Say It with Flowers (1934 film)
Say It with Flowers is a 1934 British musical film directed by John Baxter and starring Mary Clare, Ben Field and George Carney.[1] The screenplay concerns a group of London shopkeepers who hold a benefit concert in a local pub to raise money for a woman to visit the seaside for her health. The film is notable for the performances of several real music hall stars Florrie Forde, Charles Coborn and Marie Kendall.
Say It with Flowers | |
---|---|
Directed by | John Baxter |
Written by | H. Fowler Mear Wallace Orton |
Produced by | Julius Hagen |
Starring | Mary Clare Ben Field George Carney |
Cinematography | Sydney Blythe |
Edited by | Michael C. Chorlton |
Music by | Colin Wark |
Production company | |
Distributed by | Radio Pictures |
Release date | 1934 |
Running time | 71 min |
Country | United Kingdom |
Language | English |
Synopsis
The film is set in a street market in the Old Kent Road. One of the stallholders, Kate, is a flower seller who many of the leading music hall stars buy their flowers from. When Kate falls ill and visits the Doctor she is prescribed a stay at the seaside to restore her health. However, she is too ill to work to pay for her visit.
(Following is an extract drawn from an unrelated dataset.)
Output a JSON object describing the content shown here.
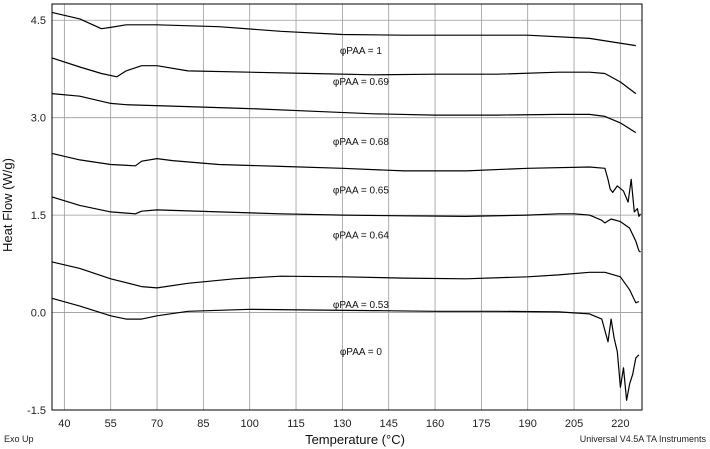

Her fellow stallholders rally round, and secretly organise a concert at a nearby pub to help raise the money. They approach all the great musical hall performers (many from the golden era of musical hall) who have used her stall over the years. The concert is successfully staged and Kate is able to head to the seaside.[2]
Cast
- Mary Clare as Kate Bishop
- Ben Field as Joe Bishop
- George Carney as Bill Woods
- Mark Daly as Scotty MacDonald
- Edgar Driver as Titch
- Freddie Watts as Steve
- Edwin Ellis as Ted
- Wilson Coleman as Doctor
- Roddy Hughes as Sam, the Newspaper Seller
- Florrie Forde as herself
- Charles Coborn as himself
- Marie Kendall as herself
Reception
Picturegoer Weekly reviewed the film favourably observing "there is more entertainment in this unambitous film... than in many alleged super-productions".[3] In his book The Age of the Dream Palace Jeffrey Richards highlighted the film's genuine sympathy with the lives of the ordinary people it is portraying.[4]
References
- BFI.org
- Richards p. 300–302
- Shafer p. 167
- Richards p. 300–302
External links
Bibliography
- Richards, Jeffrey. The Age of the Dream Palace: Cinema and Society in Britain 1930–1939. Routledge & Kegan Paul. 1984.
- Shafer, Stephen C. British popular films, 1929–1939: The Cinema of Reassurance. Routledge. 1997.